The report, prepared by the Global Tiger Forum (GTF), provides the action strategy for a high altitude tiger master plan with gainful portfolio for local communities and ensuring centrality of tiger conservation in development, through an effective coordination mechanism, involving stakeholders and line departments operating within the landscape, an official of the Ministry of Environment said.
The report provides the rationale for stepping up high altitude conservation of tigers, while identifying possible viable habitats, corridor linkages, anthropogenic pressures, and induced landscape-level changes for evolving an in-situ conservation roadmap, he said.
The study, led by the GTF, with governments of Bhutan, India and Nepal, along with conservation partners (WWF and country specific collaborators), was supported by the Integrated Tiger Habitat Conservation Programme (ITHPC) of the IUCN.

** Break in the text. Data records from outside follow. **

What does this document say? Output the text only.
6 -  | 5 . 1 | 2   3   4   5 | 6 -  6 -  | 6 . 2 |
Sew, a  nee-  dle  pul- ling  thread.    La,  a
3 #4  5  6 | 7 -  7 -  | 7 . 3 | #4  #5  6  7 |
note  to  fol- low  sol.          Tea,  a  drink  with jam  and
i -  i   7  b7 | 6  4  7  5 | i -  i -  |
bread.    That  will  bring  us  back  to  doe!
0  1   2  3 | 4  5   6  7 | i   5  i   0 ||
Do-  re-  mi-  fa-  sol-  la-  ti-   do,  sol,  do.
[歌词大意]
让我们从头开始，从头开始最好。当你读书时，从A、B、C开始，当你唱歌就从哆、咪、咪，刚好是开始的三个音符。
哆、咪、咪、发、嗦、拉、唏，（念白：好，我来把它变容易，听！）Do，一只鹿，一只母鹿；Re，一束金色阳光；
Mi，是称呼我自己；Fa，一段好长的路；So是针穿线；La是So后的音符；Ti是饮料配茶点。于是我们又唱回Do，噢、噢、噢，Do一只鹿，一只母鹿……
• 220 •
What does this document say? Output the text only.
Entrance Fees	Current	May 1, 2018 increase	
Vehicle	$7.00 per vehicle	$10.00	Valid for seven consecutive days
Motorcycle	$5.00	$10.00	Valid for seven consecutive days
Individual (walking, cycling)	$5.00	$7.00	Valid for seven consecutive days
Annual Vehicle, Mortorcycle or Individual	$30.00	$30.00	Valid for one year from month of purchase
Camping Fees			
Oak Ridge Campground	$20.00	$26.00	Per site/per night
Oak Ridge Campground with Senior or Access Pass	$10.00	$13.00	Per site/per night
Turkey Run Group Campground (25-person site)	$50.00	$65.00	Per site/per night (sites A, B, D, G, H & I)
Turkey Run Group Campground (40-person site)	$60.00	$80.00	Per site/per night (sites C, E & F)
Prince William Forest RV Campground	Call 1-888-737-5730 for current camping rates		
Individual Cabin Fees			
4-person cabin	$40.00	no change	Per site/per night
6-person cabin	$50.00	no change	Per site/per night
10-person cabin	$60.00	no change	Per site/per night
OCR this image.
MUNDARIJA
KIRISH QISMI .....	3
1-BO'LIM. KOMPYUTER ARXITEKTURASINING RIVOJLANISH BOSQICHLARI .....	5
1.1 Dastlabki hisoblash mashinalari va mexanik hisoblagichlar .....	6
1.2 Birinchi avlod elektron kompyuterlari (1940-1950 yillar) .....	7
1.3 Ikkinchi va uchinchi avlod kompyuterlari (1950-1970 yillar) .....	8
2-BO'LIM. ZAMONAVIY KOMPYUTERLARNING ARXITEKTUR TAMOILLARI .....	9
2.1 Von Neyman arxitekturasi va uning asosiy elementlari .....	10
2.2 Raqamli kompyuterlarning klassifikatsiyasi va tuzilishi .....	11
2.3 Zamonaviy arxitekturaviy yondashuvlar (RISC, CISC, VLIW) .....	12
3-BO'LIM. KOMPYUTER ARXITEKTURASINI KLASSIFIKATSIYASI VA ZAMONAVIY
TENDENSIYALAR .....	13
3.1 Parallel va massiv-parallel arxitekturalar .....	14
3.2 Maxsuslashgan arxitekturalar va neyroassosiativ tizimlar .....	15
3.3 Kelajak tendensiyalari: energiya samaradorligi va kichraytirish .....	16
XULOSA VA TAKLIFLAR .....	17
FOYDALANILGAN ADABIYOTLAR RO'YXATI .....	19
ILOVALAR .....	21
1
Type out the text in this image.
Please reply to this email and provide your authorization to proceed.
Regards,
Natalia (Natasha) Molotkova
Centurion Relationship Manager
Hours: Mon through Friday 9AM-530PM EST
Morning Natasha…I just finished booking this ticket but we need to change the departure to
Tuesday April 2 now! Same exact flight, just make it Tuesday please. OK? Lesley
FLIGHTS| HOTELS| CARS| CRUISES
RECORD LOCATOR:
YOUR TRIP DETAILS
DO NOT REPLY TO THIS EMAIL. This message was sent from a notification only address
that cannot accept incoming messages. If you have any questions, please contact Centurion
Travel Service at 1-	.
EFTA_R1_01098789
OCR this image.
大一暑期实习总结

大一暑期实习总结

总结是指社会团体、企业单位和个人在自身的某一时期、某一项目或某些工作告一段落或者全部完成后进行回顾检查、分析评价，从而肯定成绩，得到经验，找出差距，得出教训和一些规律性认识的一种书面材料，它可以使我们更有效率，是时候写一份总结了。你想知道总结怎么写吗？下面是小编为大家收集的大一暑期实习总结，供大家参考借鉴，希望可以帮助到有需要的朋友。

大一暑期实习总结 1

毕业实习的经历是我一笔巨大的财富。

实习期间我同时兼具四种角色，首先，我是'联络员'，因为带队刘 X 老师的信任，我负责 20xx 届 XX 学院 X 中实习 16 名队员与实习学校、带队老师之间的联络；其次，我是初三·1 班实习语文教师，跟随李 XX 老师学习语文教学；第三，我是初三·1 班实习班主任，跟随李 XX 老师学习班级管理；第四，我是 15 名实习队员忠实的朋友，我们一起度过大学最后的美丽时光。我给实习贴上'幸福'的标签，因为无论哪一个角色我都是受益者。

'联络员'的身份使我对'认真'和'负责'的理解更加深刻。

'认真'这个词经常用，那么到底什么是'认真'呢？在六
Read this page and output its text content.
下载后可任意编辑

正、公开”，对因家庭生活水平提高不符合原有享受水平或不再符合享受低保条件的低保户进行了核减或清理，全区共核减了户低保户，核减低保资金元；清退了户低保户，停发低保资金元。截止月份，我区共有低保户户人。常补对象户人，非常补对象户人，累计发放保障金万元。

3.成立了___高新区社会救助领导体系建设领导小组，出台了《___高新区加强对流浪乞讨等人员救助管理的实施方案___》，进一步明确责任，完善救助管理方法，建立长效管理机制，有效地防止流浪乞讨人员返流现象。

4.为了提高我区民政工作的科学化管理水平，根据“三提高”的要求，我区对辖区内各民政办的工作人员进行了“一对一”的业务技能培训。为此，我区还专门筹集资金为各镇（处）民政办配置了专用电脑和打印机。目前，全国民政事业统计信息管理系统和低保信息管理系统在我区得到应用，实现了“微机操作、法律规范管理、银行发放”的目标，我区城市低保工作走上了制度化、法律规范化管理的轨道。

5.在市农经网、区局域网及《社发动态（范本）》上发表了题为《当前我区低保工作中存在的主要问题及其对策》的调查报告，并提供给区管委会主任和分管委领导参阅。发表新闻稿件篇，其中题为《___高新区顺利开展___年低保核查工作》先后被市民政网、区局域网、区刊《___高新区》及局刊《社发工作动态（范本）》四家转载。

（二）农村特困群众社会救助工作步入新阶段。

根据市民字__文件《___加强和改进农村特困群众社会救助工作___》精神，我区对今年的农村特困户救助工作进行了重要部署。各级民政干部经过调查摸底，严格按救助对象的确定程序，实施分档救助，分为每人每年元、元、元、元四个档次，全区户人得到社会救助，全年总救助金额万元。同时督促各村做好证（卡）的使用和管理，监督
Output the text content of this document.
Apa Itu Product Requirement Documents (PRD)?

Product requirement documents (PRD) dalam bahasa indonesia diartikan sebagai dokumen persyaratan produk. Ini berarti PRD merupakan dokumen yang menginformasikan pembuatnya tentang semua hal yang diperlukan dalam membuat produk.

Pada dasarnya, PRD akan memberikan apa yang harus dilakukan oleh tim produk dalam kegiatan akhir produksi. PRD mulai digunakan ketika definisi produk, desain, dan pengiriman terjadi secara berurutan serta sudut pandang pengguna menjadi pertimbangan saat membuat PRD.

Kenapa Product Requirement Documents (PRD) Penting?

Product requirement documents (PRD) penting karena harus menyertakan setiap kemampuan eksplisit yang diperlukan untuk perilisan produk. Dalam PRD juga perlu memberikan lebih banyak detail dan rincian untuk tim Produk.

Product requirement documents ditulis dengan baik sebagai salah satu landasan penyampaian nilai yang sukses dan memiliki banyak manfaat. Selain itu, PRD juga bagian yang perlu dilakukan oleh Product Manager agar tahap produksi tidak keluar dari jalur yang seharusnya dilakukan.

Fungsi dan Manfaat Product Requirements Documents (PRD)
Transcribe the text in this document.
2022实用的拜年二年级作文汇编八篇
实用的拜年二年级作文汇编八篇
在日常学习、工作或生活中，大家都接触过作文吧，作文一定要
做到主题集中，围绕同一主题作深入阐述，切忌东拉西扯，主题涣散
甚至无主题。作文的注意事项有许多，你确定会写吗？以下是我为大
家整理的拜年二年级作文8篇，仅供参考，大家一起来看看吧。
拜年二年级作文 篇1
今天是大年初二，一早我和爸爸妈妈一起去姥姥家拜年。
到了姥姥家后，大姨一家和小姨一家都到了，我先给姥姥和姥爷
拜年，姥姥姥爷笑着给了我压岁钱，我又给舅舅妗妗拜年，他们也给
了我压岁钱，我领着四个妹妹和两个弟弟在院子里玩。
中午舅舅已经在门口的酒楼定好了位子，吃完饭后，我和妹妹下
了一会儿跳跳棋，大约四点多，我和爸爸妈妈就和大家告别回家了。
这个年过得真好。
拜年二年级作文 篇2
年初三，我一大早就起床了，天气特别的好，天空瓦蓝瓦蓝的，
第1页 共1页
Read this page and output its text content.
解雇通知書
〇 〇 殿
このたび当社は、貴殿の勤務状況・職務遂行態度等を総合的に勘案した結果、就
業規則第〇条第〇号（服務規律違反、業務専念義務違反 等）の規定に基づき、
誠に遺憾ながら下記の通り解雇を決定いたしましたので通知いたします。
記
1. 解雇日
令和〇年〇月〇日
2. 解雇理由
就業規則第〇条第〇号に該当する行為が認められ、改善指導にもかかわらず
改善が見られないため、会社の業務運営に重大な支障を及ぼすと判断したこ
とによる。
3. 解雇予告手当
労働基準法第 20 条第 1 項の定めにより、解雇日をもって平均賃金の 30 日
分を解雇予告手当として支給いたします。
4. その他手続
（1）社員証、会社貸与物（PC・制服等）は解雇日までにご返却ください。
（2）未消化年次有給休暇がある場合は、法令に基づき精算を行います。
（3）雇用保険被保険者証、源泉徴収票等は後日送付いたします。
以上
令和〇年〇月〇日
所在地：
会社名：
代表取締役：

Tiger habitats in high altitude require protection through sustainable land use, as they are a high value ecosystem with several hydrological and ecological processes providing ecosystem services and adaptation to mitigate the ill effects of climate change.
Several high-altitude habitats in South Asia have the spatial presence of tigers, active in-situ efforts are called for ensuring their conservation, the ministry said in a statement.
As per the latest tiger census report, their number stood at 2,967 at last count in 2018, a 33 per cent jump from 2,226 in 2014.